On the roentgenogram of extremities define lateness and violation of sequence of formation of kernels of ossification, their asymmetry and a specific sign – epifizarny . On the ECG – sinusovy bradycardia, decrease in amplitude of teeth, expansion of the QRS complex. Ultrasonography of a thyroid gland allows to reveal an allotopia, a hypoplasia or absence of this body.
In OAK – normokhromny anemia. In biochemical blood test increase in lipoproteid and cholesterol comes to light. At suspicion on the central origin of a hypothyroidism it is carried out by hypophysis KT and MPT. Specific laboratory tests – measurement of the T4 and TTG level in blood plasma. These tests are used as neonatal screening. Depending on a form of a hypothyroidism of concentration of these hormones in blood can be increased or lowered. Seldom apply a molecular and genetic research for the purpose of identification of a mutation of genes.
Treatment of a congenital hypothyroidism
Treatment of a congenital hypothyroidism begins immediately with the moment of diagnosis and continues for life. Choice medicine – L-tiroksin. This means is a synthetic analog of hormones of a thyroid gland and is used as replacement therapy. The dosage is selected individually. If necessary medicine can be mixed with breast milk. Efficiency of the carried-out treatment is estimated on the TTG and T4 level at blood, to disappearance of symptoms of a hypothyroidism. If necessary polyvitaminic complexes, symptomatic medicines are in addition appointed.

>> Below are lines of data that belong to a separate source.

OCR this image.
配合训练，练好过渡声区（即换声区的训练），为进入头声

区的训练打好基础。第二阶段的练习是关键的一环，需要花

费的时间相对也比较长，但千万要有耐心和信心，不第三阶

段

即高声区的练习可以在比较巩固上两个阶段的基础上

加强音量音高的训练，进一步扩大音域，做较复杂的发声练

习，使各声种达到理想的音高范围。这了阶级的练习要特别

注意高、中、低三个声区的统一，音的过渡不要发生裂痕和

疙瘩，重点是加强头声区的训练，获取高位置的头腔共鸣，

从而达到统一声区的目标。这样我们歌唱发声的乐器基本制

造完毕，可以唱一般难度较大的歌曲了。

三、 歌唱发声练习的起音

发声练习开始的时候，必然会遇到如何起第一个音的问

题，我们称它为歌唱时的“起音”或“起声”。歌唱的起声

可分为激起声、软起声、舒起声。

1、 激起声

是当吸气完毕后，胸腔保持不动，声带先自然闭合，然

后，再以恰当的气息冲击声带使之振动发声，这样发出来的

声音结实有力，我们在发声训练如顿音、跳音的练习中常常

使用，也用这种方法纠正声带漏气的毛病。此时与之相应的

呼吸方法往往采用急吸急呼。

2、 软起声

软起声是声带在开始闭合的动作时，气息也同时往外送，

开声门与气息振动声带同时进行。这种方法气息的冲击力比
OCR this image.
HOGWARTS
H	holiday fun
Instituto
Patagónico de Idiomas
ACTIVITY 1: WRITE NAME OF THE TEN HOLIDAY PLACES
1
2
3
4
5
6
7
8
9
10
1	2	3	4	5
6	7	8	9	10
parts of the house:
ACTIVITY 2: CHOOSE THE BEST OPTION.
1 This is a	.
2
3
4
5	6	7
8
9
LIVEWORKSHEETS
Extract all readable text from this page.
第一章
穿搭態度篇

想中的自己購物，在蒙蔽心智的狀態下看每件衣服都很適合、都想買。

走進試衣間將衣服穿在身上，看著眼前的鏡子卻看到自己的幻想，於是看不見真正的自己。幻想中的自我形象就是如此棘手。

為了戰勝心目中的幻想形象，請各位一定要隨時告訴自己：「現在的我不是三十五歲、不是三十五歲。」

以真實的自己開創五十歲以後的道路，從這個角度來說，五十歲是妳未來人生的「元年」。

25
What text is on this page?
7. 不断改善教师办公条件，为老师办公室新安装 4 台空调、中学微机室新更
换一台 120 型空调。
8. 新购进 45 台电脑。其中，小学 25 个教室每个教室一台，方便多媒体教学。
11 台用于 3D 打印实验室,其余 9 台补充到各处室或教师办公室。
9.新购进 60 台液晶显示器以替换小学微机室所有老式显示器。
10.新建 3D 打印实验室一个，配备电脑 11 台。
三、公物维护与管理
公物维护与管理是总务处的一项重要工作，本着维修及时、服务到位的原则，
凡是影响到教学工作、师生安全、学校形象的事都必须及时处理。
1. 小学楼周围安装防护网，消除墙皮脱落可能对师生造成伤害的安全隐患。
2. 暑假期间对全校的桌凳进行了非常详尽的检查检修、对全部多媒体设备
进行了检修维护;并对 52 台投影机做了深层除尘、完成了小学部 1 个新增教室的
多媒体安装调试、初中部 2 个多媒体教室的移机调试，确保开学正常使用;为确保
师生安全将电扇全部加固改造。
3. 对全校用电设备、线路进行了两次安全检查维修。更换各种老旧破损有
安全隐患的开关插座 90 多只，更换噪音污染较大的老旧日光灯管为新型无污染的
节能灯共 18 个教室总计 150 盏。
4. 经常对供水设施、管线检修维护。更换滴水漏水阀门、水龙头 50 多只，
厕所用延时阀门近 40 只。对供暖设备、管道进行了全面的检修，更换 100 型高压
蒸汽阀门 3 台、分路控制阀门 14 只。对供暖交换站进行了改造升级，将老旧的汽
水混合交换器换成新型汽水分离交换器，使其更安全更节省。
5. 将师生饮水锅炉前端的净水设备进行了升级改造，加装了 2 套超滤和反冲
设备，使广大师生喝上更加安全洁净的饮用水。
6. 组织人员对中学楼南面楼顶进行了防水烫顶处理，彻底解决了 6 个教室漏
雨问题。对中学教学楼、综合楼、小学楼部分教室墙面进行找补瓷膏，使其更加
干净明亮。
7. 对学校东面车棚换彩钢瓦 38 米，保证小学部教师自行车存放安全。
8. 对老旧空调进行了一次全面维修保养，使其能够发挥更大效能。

The forecast at a congenital hypothyroidism depends on adequacy and timeliness of treatment. At early diagnostics and in time the begun therapy, normalization of the TTG and T4 level – the forecast for psychophysical development favorable. In the absence of treatment for the first 3-6 months of life the forecast doubtful even at the correct further therapeutic tactics. At adequate selection of a dose of medicines the speed of psychophysical development reaches physiological norm, however lag in intelligence remains. Prevention consists in antenatalny protection of a fruit, medico-genetic consultation when planning pregnancy, a rational diet and the adequate use of iodine at incubation of the child.